We can also generalize \(a\) to work on any musical object; chords can be shifted up and down, and so can melodies. In my project specifically, I allow for shifting up and down by either major intervals, minor intervals, or any (atonal) interval—this adjusts the “flavor” (tonality) of the randomly generated songs. You can think of many different algebraic operations on melodies, like changing note durations, inverting notes, repeating sequences, etc., but I will leave that up to you!

The key application of this theory in my project is that I define a set of a few of these operations, and randomly (and recursively) apply them to some starter melodies. This is a very flexible approach, as incredibly complex songs can be generated from simple melodies and operations.
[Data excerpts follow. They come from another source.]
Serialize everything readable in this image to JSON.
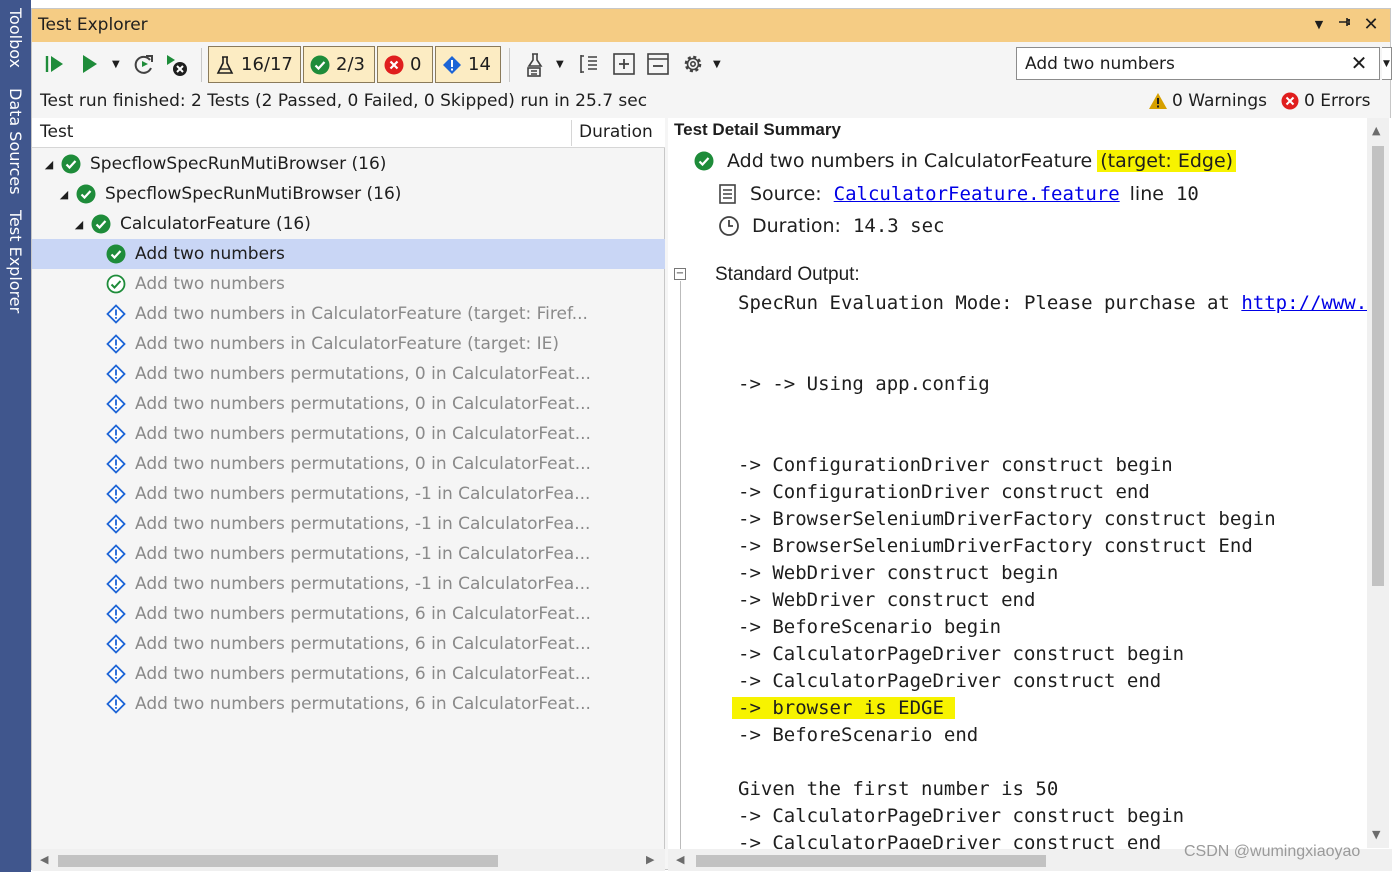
{
  "dock": {
    "tabs": [
      "Toolbox",
      "Data Sources",
      "Test Explorer"
    ]
  },
  "window": {
    "title": "Test Explorer"
  },
  "toolbar": {
    "filters": [
      {
        "label": "16/17",
        "icon": "flask-icon"
      },
      {
        "label": "2/3",
        "icon": "passed-icon"
      },
      {
        "label": "0",
        "icon": "failed-icon"
      },
      {
        "label": "14",
        "icon": "not-run-icon"
      }
    ]
  },
  "search": {
    "value": "Add two numbers",
    "clear": "✕"
  },
  "status": {
    "text": "Test run finished: 2 Tests (2 Passed, 0 Failed, 0 Skipped) run in 25.7 sec",
    "warnings": "0 Warnings",
    "errors": "0 Errors"
  },
  "tree": {
    "columns": {
      "test": "Test",
      "duration": "Duration"
    },
    "rows": [
      {
        "label": "SpecflowSpecRunMutiBrowser  (16)",
        "level": 0,
        "state": "passed",
        "expander": "◢"
      },
      {
        "label": "SpecflowSpecRunMutiBrowser  (16)",
        "level": 1,
        "state": "passed",
        "expander": "◢"
      },
      {
        "label": "CalculatorFeature  (16)",
        "level": 2,
        "state": "passed",
        "expander": "◢"
      },
      {
        "label": "Add two numbers",
        "level": 3,
        "state": "passed",
        "selected": true
      },
      {
        "label": "Add two numbers",
        "level": 3,
        "state": "passed-outline"
      },
      {
        "label": "Add two numbers in CalculatorFeature (target: Firef...",
        "level": 3,
        "state": "notrun"
      },
      {
        "label": "Add two numbers in CalculatorFeature (target: IE)",
        "level": 3,
        "state": "notrun"
      },
      {
        "label": "Add two numbers permutations, 0 in CalculatorFeat...",
        "level": 3,
        "state": "notrun"
      },
      {
        "label": "Add two numbers permutations, 0 in CalculatorFeat...",
        "level": 3,
        "state": "notrun"
      },
      {
        "label": "Add two numbers permutations, 0 in CalculatorFeat...",
        "level": 3,
        "state": "notrun"
      },
      {
        "label": "Add two numbers permutations, 0 in CalculatorFeat...",
        "level": 3,
        "state": "notrun"
      },
      {
        "label": "Add two numbers permutations, -1 in CalculatorFea...",
        "level": 3,
        "state": "notrun"
      },
      {
        "label": "Add two numbers permutations, -1 in CalculatorFea...",
        "level": 3,
        "state": "notrun"
      },
      {
        "label": "Add two numbers permutations, -1 in CalculatorFea...",
        "level": 3,
        "state": "notrun"
      },
      {
        "label": "Add two numbers permutations, -1 in CalculatorFea...",
        "level": 3,
        "state": "notrun"
      },
      {
        "label": "Add two numbers permutations, 6 in CalculatorFeat...",
        "level": 3,
        "state": "notrun"
      },
      {
        "label": "Add two numbers permutations, 6 in CalculatorFeat...",
        "level": 3,
        "state": "notrun"
      },
      {
        "label": "Add two numbers permutations, 6 in CalculatorFeat...",
        "level": 3,
        "state": "notrun"
      },
      {
        "label": "Add two numbers permutations, 6 in CalculatorFeat...",
        "level": 3,
        "state": "notrun"
      }
    ]
  },
  "detail": {
    "title": "Test Detail Summary",
    "name": "Add two numbers in CalculatorFeature",
    "target": "(target: Edge)",
    "source_label": "Source:",
    "source_link": "CalculatorFeature.feature",
    "source_line_label": "line",
    "source_line": "10",
    "duration_label": "Duration:",
    "duration_value": "14.3 sec",
    "stdout_label": "Standard Output:",
    "stdout_lines": [
      {
        "text": "SpecRun Evaluation Mode: Please purchase at ",
        "link": "http://www."
      },
      {
        "text": ""
      },
      {
        "text": ""
      },
      {
        "text": "-> -> Using app.config"
      },
      {
        "text": ""
      },
      {
        "text": ""
      },
      {
        "text": "-> ConfigurationDriver construct begin"
      },
      {
        "text": "-> ConfigurationDriver construct end"
      },
      {
        "text": "-> BrowserSeleniumDriverFactory construct begin"
      },
      {
        "text": "-> BrowserSeleniumDriverFactory construct End"
      },
      {
        "text": "-> WebDriver construct begin"
      },
      {
        "text": "-> WebDriver construct end"
      },
      {
        "text": "-> BeforeScenario begin"
      },
      {
        "text": "-> CalculatorPageDriver construct begin"
      },
      {
        "text": "-> CalculatorPageDriver construct end"
      },
      {
        "text": "-> browser is EDGE ",
        "highlight": true
      },
      {
        "text": "-> BeforeScenario end"
      },
      {
        "text": ""
      },
      {
        "text": "Given the first number is 50"
      },
      {
        "text": "-> CalculatorPageDriver construct begin"
      },
      {
        "text": "-> CalculatorPageDriver construct end"
      }
    ]
  },
  "watermark": "CSDN @wumingxiaoyao",
  "colors": {
    "titlebar": "#f5cc84",
    "dock": "#40568d",
    "selection": "#c9d6f5",
    "highlight": "#f7f300",
    "passed": "#1e8c3a",
    "failed": "#e01e1e",
    "notrun": "#1c64d6"
  }
}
In other words, the notes themselves of the song are not randomly generated;
instead, the operations *applied* to these notes are randomly selected.

And that’s it! I believe that this approach provides an elegant and simple framework for manipulating melodies and musical objects that is easily extensible in many different ways. I encourage you to think about how you would do things differently, or how you could extend what I have done. Most importantly, have fun with it! It is music, after all: the mathematics of sense.